There are characteristics of the present study's sample that may have further influenced the findings. This sample is composed of an “older” sample of older adults (70 to 100 years old), who may be at greater risk of health problems and less likely to engage in physical activity than “younger” older adults (Kaplan et al., 1991; Newsom, Kaplan, Huguet, & McFarland, 2004). Nonetheless, low rates of physical activity are common among older adults across the United States (Eyler, Brownson, Bacak, & Housemann, 2003; United States Department of Health and Human Services, 1996), particularly Hispanics and other minority groups (Kruger, Ham, & Sanker, 2008, Marquez et al., 2004), including those of low SES (Yancey et al., 2005). As such, the study's findings are most likely to reflect the reality of many present-day, disadvantaged older adults.

This study's findings add to the literature by establishing a connection between depressive symptoms, social support, and walking, and offering an additional explanation of how depressive symptoms might influence walking behavior among older adults. It is important to stress that these results do not suggest that family members and caregivers should limit or withhold social support from older adults. Instead, they suggest that as depressive symptoms increase, social support must be well targeted to the older adults' true needs.

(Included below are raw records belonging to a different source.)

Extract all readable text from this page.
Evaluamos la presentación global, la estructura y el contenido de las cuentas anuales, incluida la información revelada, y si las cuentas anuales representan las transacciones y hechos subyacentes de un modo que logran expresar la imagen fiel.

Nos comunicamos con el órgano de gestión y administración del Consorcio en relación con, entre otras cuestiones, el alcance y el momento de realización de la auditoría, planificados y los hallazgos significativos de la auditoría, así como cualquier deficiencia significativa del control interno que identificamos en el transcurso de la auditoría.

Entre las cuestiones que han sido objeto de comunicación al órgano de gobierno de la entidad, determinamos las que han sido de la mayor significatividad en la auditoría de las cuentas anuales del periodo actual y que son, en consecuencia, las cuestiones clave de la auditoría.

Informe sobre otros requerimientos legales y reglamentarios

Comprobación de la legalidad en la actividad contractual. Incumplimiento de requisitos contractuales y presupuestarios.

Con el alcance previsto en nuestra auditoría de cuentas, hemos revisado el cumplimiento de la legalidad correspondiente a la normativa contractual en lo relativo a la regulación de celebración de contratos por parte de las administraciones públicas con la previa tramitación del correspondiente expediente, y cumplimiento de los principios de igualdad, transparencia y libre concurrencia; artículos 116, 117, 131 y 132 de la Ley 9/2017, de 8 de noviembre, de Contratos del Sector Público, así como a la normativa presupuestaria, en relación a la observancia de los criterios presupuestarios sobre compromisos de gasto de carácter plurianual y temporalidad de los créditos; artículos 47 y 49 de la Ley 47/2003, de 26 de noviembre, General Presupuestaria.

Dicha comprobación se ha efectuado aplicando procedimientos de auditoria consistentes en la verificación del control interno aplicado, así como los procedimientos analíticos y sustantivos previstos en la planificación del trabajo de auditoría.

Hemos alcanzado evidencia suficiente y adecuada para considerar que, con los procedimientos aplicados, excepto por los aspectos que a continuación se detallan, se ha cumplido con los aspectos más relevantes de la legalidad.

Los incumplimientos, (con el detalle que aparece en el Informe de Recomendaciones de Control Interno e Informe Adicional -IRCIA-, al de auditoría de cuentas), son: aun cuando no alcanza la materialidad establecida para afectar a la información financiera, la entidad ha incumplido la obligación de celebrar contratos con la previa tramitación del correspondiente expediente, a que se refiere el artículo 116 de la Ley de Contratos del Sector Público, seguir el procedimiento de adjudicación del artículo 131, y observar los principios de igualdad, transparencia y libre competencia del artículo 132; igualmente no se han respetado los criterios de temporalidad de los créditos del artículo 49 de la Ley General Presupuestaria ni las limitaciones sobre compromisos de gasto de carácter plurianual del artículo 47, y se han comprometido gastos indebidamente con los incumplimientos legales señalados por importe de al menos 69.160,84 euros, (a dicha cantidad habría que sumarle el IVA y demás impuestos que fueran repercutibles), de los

That is, instrumental assistance should be commensurate with, but not substantially exceed, the person's real physical need for assistance (e.g., Langer & Rodin, 1976; Lawton, 1985). Otherwise, there is a risk that this assistance might interfere with physical activity, reducing opportunities for older adults to experience the salutary benefits that walking and completing these tasks can provide. Indeed, the findings suggest that providing emotional and informational social support does not carry a risk of interfering with older adults' walking behavior. Although examining and replicating these findings in other samples and in longitudinal studies will be necessary, clinicians serving older adults with depressive symptoms may be well served to monitor the type and amount of support provided by others to ensure there are no unintended consequences on health behaviors. Given the challenges of successfully preventing and managing depression and physical inactivity among older adults (see Fiske et al., 2002; King et al., 1998), a better understanding of the mechanisms by which depressive symptoms and physical inactivity are related should lead to more targeted prevention interventions.

Acknowledgments

Funding: The authors disclosed receipt of the following financial support for the research, authorship, and/or publication of this article:

This work was supported by a National Institute of Mental Health/National Institute of Environmental Health Sciences Grant No. MH 63709 (J. Szapocznik, PI; A. Spokane, co-PI), by a National Institute on Aging Grant No. AG 027527 (J. Szapocznik, PI; S. Brown, co-PI), by a National Institute of Diabetes & Digestive & Kidney Diseases Grant No. DK 74687 (J. Szapocznik, PI), and by a Robert Wood Johnson Foundation Grant No. 037377.

Footnotes

Declaration of Conflicting Interests: The authors declared no potential conflicts of interest with respect to the research, authorship, and/or publication of this article.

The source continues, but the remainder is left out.